The same could be said for all the guests at a weekend family function—it's not what they say so much, as how unctuously they say it—a little too cheery, a little too welcoming, no conflict, just a little too "TOO". Then, a night-time walk around the grounds makes Chris extraordinarily uncomfortable, and a resulting chat with Missy over tea gets extraordinarily weird. Maybe, she hypnotizes him, sending him to a weird nether-world she calls "the sunken place." Maybe it happened. Maybe it was a dream. Whatever it was, he doesn't want to smoke any more.

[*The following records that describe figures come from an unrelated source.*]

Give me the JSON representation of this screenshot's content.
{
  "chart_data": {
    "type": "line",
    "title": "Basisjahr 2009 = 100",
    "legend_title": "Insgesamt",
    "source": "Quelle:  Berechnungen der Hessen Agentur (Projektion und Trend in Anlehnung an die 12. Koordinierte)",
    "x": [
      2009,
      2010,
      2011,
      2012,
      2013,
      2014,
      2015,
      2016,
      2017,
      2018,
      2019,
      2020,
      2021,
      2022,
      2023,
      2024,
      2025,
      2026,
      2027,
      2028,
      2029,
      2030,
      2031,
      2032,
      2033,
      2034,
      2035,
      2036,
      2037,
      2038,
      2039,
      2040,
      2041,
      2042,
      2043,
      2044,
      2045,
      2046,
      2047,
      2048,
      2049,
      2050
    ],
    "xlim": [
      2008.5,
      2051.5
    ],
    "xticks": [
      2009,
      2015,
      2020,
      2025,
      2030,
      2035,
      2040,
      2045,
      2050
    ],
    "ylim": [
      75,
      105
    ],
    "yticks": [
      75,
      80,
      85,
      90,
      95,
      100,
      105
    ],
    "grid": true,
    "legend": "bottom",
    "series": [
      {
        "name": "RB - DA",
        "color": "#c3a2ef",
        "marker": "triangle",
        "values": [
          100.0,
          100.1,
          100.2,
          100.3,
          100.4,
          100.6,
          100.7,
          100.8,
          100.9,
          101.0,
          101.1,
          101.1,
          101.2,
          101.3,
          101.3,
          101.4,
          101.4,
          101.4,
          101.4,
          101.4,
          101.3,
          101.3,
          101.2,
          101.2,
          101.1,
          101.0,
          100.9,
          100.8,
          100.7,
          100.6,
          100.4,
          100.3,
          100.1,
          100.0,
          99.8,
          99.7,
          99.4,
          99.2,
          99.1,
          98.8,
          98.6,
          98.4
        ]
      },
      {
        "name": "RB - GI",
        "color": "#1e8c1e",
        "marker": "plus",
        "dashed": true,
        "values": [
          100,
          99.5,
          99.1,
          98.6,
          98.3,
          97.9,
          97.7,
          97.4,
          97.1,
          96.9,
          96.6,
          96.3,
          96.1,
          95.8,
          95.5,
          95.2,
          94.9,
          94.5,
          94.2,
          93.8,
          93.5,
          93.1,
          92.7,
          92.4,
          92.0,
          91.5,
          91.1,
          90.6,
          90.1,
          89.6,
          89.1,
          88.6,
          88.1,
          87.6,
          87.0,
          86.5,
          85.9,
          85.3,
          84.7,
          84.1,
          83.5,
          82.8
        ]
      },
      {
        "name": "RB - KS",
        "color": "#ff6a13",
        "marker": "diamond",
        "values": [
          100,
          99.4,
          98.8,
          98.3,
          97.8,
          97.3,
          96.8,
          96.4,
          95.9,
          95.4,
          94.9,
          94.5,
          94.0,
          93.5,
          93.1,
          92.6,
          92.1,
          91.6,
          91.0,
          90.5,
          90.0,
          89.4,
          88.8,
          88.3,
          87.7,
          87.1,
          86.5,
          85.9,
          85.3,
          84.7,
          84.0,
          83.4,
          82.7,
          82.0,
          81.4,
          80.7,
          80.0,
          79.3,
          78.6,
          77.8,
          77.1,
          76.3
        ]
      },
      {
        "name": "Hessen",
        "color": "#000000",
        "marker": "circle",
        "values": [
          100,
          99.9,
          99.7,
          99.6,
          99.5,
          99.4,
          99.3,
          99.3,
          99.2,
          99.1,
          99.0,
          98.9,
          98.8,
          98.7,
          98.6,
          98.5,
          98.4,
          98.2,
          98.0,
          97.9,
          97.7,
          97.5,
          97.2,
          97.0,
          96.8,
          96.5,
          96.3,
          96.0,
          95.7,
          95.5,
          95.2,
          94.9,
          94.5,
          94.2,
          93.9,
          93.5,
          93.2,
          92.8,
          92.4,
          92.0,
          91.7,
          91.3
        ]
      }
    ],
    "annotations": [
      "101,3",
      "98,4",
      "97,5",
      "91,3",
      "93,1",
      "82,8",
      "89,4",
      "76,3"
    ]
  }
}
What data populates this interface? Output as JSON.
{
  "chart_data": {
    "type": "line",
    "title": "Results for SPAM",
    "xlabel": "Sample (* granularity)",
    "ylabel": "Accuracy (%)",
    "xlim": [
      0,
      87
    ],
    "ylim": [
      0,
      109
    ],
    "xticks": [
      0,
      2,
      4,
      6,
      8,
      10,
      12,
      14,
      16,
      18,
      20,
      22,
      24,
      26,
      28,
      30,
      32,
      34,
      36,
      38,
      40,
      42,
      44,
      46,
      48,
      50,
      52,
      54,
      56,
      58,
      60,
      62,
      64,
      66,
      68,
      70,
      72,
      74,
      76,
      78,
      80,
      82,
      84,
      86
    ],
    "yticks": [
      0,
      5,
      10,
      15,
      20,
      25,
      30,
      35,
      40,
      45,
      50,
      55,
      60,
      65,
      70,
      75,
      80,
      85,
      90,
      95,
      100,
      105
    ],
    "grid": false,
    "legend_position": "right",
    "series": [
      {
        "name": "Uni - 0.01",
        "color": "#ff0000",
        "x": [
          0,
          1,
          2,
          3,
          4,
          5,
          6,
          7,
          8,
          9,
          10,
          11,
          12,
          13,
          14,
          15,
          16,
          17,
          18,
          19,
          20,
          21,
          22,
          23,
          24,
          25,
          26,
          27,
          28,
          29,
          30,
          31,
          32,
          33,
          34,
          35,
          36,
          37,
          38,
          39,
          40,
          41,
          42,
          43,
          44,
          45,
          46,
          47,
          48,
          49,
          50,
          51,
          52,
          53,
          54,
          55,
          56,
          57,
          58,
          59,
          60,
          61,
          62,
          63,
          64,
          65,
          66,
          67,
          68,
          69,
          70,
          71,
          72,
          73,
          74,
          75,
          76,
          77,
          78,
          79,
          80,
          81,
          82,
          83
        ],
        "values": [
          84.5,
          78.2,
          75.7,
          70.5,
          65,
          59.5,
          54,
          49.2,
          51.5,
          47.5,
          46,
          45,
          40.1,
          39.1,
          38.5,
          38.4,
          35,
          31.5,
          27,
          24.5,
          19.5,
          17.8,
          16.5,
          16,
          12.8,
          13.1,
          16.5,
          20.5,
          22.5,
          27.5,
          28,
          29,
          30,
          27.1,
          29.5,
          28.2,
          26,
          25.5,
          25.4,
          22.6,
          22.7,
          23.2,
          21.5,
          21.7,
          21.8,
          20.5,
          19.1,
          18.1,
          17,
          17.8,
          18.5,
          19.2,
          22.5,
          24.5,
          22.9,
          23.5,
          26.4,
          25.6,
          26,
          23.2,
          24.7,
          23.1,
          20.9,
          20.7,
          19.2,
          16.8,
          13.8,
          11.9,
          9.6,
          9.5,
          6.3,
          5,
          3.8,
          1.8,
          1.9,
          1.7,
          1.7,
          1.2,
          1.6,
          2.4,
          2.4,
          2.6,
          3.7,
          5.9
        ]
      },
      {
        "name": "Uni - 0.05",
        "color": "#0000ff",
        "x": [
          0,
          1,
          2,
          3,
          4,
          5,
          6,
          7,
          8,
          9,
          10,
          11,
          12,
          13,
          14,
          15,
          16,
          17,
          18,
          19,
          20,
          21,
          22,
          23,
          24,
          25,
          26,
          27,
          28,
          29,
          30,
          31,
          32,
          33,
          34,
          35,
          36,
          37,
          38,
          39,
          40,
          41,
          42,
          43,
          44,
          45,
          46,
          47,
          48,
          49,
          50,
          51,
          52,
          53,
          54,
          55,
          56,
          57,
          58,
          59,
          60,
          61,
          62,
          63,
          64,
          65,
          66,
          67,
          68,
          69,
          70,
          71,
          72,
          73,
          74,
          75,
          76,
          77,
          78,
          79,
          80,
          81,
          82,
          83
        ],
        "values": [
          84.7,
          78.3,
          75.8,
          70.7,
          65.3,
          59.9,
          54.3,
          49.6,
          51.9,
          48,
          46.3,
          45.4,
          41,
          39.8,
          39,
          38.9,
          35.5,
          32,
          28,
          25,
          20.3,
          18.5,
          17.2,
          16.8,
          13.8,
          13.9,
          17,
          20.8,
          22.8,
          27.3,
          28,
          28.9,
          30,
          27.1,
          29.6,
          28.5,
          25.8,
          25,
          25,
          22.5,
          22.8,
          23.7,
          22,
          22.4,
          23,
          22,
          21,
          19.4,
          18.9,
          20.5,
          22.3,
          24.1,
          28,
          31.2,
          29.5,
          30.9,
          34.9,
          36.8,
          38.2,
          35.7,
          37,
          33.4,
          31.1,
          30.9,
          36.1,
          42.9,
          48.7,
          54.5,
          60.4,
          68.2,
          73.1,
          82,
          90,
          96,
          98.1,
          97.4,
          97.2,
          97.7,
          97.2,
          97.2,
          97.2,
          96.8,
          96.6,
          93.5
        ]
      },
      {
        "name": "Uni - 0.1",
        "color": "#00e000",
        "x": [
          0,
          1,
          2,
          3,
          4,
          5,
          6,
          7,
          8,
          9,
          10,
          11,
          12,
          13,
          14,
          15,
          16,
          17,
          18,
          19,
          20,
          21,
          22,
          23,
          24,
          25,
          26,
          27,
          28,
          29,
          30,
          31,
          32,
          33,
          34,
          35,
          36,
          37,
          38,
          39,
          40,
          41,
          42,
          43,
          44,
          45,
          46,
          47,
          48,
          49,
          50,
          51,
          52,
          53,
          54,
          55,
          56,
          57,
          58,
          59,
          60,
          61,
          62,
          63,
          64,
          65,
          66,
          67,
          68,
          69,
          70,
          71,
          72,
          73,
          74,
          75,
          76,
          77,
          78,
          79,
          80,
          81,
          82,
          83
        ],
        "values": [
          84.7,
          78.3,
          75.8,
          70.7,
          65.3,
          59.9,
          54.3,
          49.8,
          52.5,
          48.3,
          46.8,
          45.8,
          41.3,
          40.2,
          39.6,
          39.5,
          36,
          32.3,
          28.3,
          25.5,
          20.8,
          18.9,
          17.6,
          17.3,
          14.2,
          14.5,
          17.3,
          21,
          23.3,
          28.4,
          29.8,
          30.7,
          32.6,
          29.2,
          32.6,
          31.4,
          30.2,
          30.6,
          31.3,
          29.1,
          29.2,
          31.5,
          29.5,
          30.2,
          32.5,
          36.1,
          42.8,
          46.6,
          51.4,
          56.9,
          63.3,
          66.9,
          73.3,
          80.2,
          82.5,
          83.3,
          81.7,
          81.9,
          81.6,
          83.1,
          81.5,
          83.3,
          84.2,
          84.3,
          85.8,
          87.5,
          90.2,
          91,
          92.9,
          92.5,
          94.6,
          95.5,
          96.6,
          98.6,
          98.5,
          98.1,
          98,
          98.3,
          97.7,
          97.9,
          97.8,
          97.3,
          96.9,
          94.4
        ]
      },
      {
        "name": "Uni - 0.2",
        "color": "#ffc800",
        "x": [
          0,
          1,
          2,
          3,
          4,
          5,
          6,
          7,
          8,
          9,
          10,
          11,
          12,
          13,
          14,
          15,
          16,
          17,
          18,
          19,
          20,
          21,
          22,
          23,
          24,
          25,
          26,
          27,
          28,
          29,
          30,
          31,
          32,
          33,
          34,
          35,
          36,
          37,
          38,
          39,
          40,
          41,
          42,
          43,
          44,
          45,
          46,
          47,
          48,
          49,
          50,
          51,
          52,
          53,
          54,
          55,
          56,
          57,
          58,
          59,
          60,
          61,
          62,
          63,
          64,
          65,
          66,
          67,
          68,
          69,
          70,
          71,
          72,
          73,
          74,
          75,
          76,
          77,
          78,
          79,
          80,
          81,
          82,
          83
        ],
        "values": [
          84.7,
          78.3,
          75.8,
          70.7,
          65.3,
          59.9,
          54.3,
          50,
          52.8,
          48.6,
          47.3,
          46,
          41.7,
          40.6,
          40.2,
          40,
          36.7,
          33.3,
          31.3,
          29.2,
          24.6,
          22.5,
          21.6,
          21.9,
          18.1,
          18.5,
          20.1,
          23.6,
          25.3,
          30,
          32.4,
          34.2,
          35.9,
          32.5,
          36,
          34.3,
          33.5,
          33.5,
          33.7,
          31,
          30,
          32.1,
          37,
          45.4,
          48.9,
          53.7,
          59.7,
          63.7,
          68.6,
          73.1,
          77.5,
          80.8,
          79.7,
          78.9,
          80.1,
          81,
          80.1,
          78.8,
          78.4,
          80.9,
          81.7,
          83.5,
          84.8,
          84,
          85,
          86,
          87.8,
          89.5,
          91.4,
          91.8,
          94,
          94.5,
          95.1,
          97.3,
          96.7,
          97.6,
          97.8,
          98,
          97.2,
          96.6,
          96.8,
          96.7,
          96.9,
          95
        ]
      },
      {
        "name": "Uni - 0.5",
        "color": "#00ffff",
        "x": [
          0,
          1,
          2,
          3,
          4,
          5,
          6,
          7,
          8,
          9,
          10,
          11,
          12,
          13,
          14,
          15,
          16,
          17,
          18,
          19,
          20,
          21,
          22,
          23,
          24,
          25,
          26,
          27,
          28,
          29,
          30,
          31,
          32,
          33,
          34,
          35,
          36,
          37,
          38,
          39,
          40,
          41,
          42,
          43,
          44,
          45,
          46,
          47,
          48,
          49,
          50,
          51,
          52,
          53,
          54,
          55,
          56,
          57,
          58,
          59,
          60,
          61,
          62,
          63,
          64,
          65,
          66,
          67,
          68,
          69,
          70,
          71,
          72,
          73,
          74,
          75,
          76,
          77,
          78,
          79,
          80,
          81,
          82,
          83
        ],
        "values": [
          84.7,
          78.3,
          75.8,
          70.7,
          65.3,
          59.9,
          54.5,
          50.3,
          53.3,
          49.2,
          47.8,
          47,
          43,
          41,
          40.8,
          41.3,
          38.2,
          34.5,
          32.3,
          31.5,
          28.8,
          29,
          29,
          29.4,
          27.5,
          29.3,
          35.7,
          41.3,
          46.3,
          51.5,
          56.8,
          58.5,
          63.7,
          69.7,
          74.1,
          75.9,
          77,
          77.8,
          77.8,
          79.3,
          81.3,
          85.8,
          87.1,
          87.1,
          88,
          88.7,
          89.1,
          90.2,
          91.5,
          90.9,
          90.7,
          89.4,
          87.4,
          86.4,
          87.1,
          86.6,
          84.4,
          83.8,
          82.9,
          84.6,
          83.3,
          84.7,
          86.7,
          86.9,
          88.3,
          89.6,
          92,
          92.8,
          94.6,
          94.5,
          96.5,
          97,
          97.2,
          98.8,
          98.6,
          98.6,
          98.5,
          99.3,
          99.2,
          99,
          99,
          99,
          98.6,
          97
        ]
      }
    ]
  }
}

Get Out is the work of Jordan Peele, one of the brilliant sketch comedy team Keye and Peele, late of their self-titled Comedy Central show, and there is comedy here, of a particularly cerebral kind—terror and laughter, tragedy and comedy being Arbus twins of each other, each evoking honest instinctive reactions. As a new director, he knows he can get a small-budgeted project green-lit in the horror field, just as he knows that horror doesn't have to have a big budget to sneak in Big Ideas, that it can be as simple a matter as casting an African-American actor as the most competent-guy-in-the-room (as George Romero did in Night of the Living Dead—a move that was made because Duane Jones was the best actor in the cast). Here, Peele makes the "minority experience" real for anyone not living "in the sociological skin," presenting the foundation of dread that the suspicion of the targeted experience on a daily basis with the ignition of blue lights in the rear-view.
"Give me the keys, Rose"
Get Out is smart, funny, and horrific in a wild, bizarre way. Peele has plans for other horror films that one hopes are as wild in concept, but steeped in the psychological reality that this one is. They could do a lot of good by doing bad as all Get Out.

* Interestingly, it is the second use of "Run, Rabbit, Run" (after its use in the bombing sequence of Miss Peregrine's School for Unusual Children) in the last few months. References keep folding back on themselves in movies, just as there are frequently competitions between similarly themed movies that open nearly simultaneously.